Довольный таким наказом князя, Ковыла медленной рысцой подъехал к передним рядам противника и, выставя кукиш, крикнул: "А этого не хотели?" Тогда московиты зашумели с деланным возмущением. Один прокричал: "Ковыла, Ковыла, тут тебе могила!" Рязанцы-лучники не остались в долгу: "Эй, москаль, ты черт ай сатана?" – "Я-то черт, да вот ты – сатана!" Переругивались едко и весело. Но чтобы сступиться и убивать друг друга в бою, надо было по-настоящему взаимно распалиться и озлобиться, а для этого потребовалось ещё немало времени.

– Скусно запахло! – часа два назад говорил Федот, подбрасывая в костер сухого конского помета. – Горяченькой-то кашкой!

Костерок разложили небольшой: экономили дрова и хворост на тот случай, если московиты подойдут не ныне и придется заночевать в поле вновь. Карп и Федот хлопотали у костра несуетно, слаженно. В эти два-три дня, пока собирались на войну, и особенно в походе, они сдружились ещё крепче, чем прежде.

– А наголодяк-то кто воюет? – помешивая длинной ложкой в котелке, вторил Карп. – Сытым и умирать, коль придется, легче.

Карп подхватил голыми руками котелок и поставил его на обитый железом деревянный щит.

– Даст Бог – не придется. Пальцы-то не обжег?

– Не, они не успели обжечься. Воронье-то раскаркалось! Не накликали бы беды!

Присели на треноги из кольев, связанных веревкой. Сначала съели кашу, затем Карп, обделяя себя, разломил рыбу на неравные куски. Как раз в эту минуту из Переяславля Рязанского привезли на санях доспехи.
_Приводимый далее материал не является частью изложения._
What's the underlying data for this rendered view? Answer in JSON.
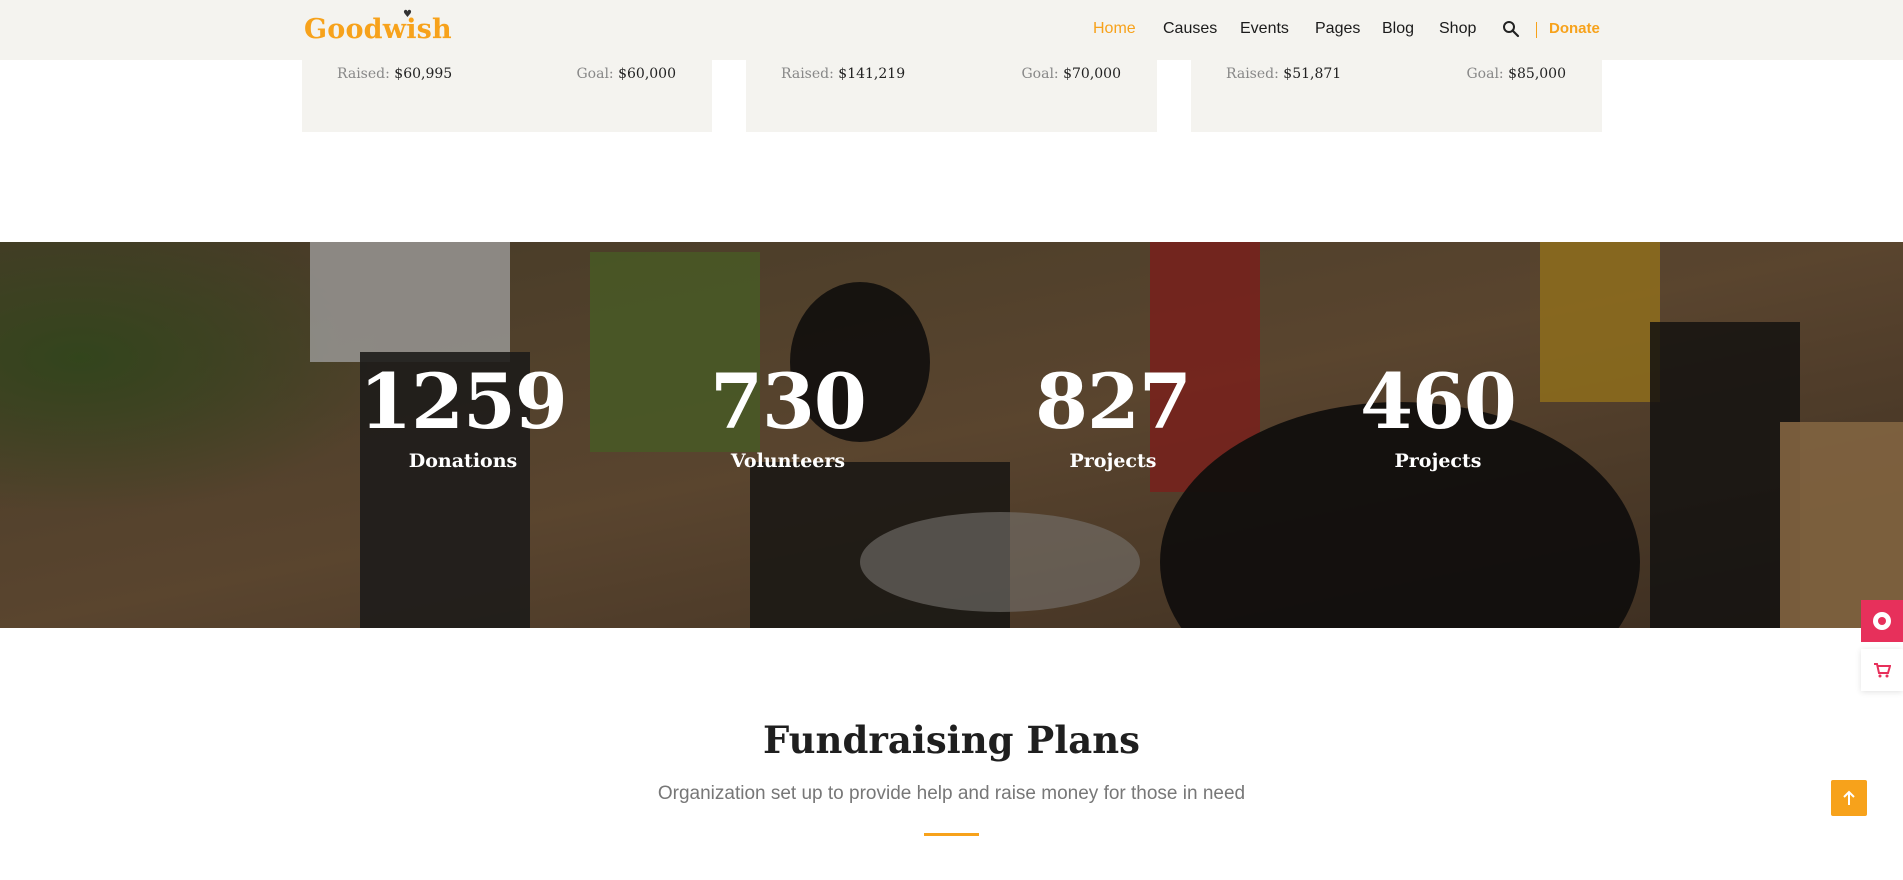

– Эй, посоха, налетай! – крикнул княжой слуга, доставивший добро из оружейного двора. (Крикнув, он поморщился).

Тотчас повозку тесно окружили пешцы, подойдя от своих шалашей и костров. Федоту достался старый круглый деревянный щит, обшитый кожей. Середину щита украшала металлическая бляха. С удовольствием Федот обстукивал его костяшками пальцев. Княжой слуга, морщась, спросил кисло:

– Ай недоволен – стучишь да оглядываешь? А то другому отдам!

– Бог с тобой, православный! – ответил Федот. – Да хоть бы ты и подсолнух заместо щита мне дал – и то был бы доволен! А ты, случаем, не зубом ли маешься? Зубом? А то, коль надо – выдерну! Клещики у меня с собой, православный...

Получив согласие, Федот извлек из лыкового кошеля клещи и кусочек пакли и велел больному помочиться на нее. Зуб выдернул в мгновенье ока, как заправский лекарь. Заткнул вонючей паклей окровавленное межзубье.

– Ишь ты! – подивился больной, радуясь затихающей боли. – Так, можа, и лошадь мою подкуешь? Оторвалась на мосту подковка.

– А лошадь, браток, я подкую, – отозвался Карп, доставая из своего кошеля новую подкову с восемью дырочками и тремя шипами, молоток и подковочные, похожие на костыли, гвозди.

Пока четверо дюжих пешцев связывали коню передние ноги и держали его, а Карп приколачивал подкову, затрубила труба. Ополченцы спешно построились. Окруженный воеводами князь, в червленой епанче, ехал от сотни к сотне шагом и подбадривал ратных, называя их братьями и призывая стоять за отчину и дедину. "Биться, сколько Бог помочи даст", – наказывал он. Даже и не наказывал – просил. Иногда останавливался возле кого-нибудь из ратных и спрашивал о чем-либо. Остановился и перед Карпом, заметив в его руках не трехгранное, как у большинства, копье, а четырехгранное, как у московитов. Спросил, сам ли отковал пику. Пешец ответил: да, сам. Не отец ли наставил? Отец.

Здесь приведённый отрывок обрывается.